O Brasil da série Cangaço Novo Divulgação / Amazon Studios

O Brasil da série Cangaço Novo

As cidades interioranas estão na pauta do momento, servindo de espaço ficcional para filmes, romances e séries de streaming. Parece haver, na verdade, um esgotamento da metrópole moderna como assunto e, ao mesmo tempo, a redescoberta do universo rural. Os olhos se voltam para um cenário que carrega simultaneamente os traços urbanos e os rurais: motocicletas, picapes SUV, telefones celulares, pequenas fazendas, caatinga, em meio às relações sociais bem brasileiras e tenebrosas. 

A série “Cangaço Novo”, do Prime Video, é a mais recente produção que explora o admirável mundo novo do interior brasileiro. A história se passa no Ceará, tendo o fenômeno dos assaltos espetaculosos a banco no centro da narrativa.

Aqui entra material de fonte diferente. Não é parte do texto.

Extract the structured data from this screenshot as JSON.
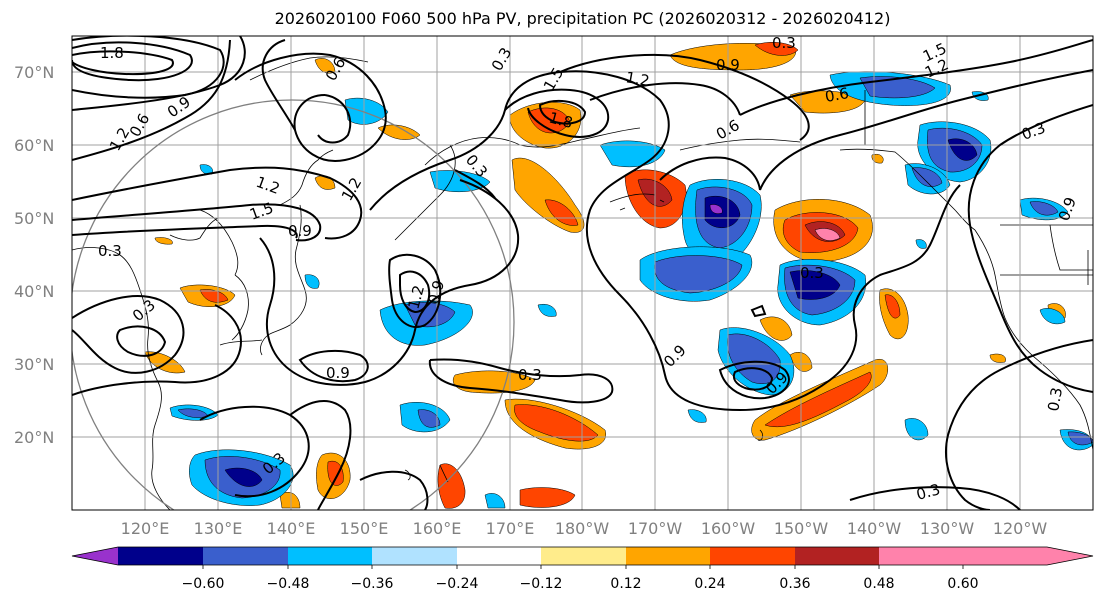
{
  "title": "2026020100 F060 500 hPa PV, precipitation PC (2026020312 - 2026020412)",
  "lat_labels": [
    "70°N",
    "60°N",
    "50°N",
    "40°N",
    "30°N",
    "20°N"
  ],
  "lon_labels": [
    "120°E",
    "130°E",
    "140°E",
    "150°E",
    "160°E",
    "170°E",
    "180°W",
    "170°W",
    "160°W",
    "150°W",
    "140°W",
    "130°W",
    "120°W"
  ],
  "colorbar": {
    "ticks": [
      "−0.60",
      "−0.48",
      "−0.36",
      "−0.24",
      "−0.12",
      "0.12",
      "0.24",
      "0.36",
      "0.48",
      "0.60"
    ],
    "colors": [
      "#9932cc",
      "#00008b",
      "#3a5fcd",
      "#00bfff",
      "#b0e2ff",
      "#ffffff",
      "#ffec8b",
      "#ffa500",
      "#ff4500",
      "#b22222",
      "#ff82ab"
    ]
  },
  "contour_labels": [
    "0.3",
    "0.6",
    "0.9",
    "1.2",
    "1.5",
    "1.8"
  ]
}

Nas últimas décadas, a descentralização econômica gerou um agronegócio dinâmico, globalizado e que movimenta muito dinheiro. Não demorou muito para que os criminosos descobrissem onde fica o pote de ouro.

Em oito episódios, a primeira temporada de “Cangaço Novo” conta a história do retorno do personagem Ubaldo (Allan Souza Lima) à cidadezinha fictícia de Cratará, no sertão cearense. Um clássico enredo de volta de um filho pródigo que, após uma tragédia familiar, passou a viver em São Paulo. O passado de Ubaldo é formado por traumas sucessivos, como o assassinato do pai (um vaqueiro temido que seria cangaceiro ou jagunço da região).

Ex-militar e ex-bancário, Ubaldo vai atrás de uma suposta herança de família que, ao final, se revela inexistente. Apesar do desapontamento, o retorno ao “berço” leva o protagonista a conhecer suas irmãs-sobreviventes Dinorah (Alice Carvalho) e Dilvânia (Thainá Duarte), além de sua tia Zeza (Marcela Cartaxo). Esse matriarcado é o contraponto àquele ambiente masculino dos “cangaceiros” ou jagunços modernizados.

Zeza administra uma irmandade, uma forma de igreja muito particular na zona rural, que reúne traços do catolicismo e da cultura popular. É de lá que emerge uma força selvagem, rompedora com o marasmo local. É possível fazer o paralelo em relação à “Bacurau” do filme de Kleber Mendonça Filho. Os latifundiários (antagonistas clássicos) aparecem nas figuras do prefeito de Cratará e de seu pai, um senador mestre nas artes de gerir o atraso sistêmico.

A ruptura com o estado de coisas vem dos novos cangaceiros: um grupo de assaltantes de bancos nas pequenas cidades. Há uma controvérsia se é correto chamar essa turma de novo cangaço, mas é assim que ela ficou conhecida nos últimos 20 anos. O achado da série é mostrar esse tipo social que vem de baixo. Trata-se de uma ralé que se revoltou nos últimos anos, em vários sentidos, e achou um lugar ao sol no sofisticado mercado do crime e até da política (haja vista os milicianos, como na série “Os outros”).

Para resolver os apertos financeiros (sobretudo a ajuda ao pai adotivo doente), Ubaldo mergulha no sistema cangaceiro, ao lado da irmã Dinorah. Ela é quase uma Diadorim, personagem de “Grande Sertão: Veredas” que veste as roupas dos homens e assume o poder de mando no grupo de assaltantes. Este bem poderia ser o velho e bom sistema jagunço de Guimarães Rosa. Mas não existe glamour nesse sertão, muito menos pactos transcendentais com o diabo. Há uma fome de sobrevivência, busca por dinheiro.

A ideologia do agronegócio vende hoje o sonho de que o futuro brasileiro está no interior do país, em imensas plantações de soja voltadas para mercado global. De fato, o campo é o que restou do dinamismo na modernização brasileira do século 20 — muito agonizante na atualidade. É uma promessa de felicidade e superação contada, por exemplo, na recente série “As Aventuras de José & Durval” (2023), que traz a biografia da dupla sertaneja Chitãozinho e Xororó.

A contranarrativa a esse mundo róseo (quase utópico do agro) surge na série “Cangaço Novo”; nos extraordinários filmes “Deserto Particular” (2021) e “Arábia” (2017); e num romance recente como “Vento de Queimada” (2023), de André de Leones. Trata-se de um lado B da história que, no passado, os modernistas chamaram de “tomada de consciência do atraso”, a partir do romance regionalista dos anos 1930 e do Cinema Novo da década de 1960.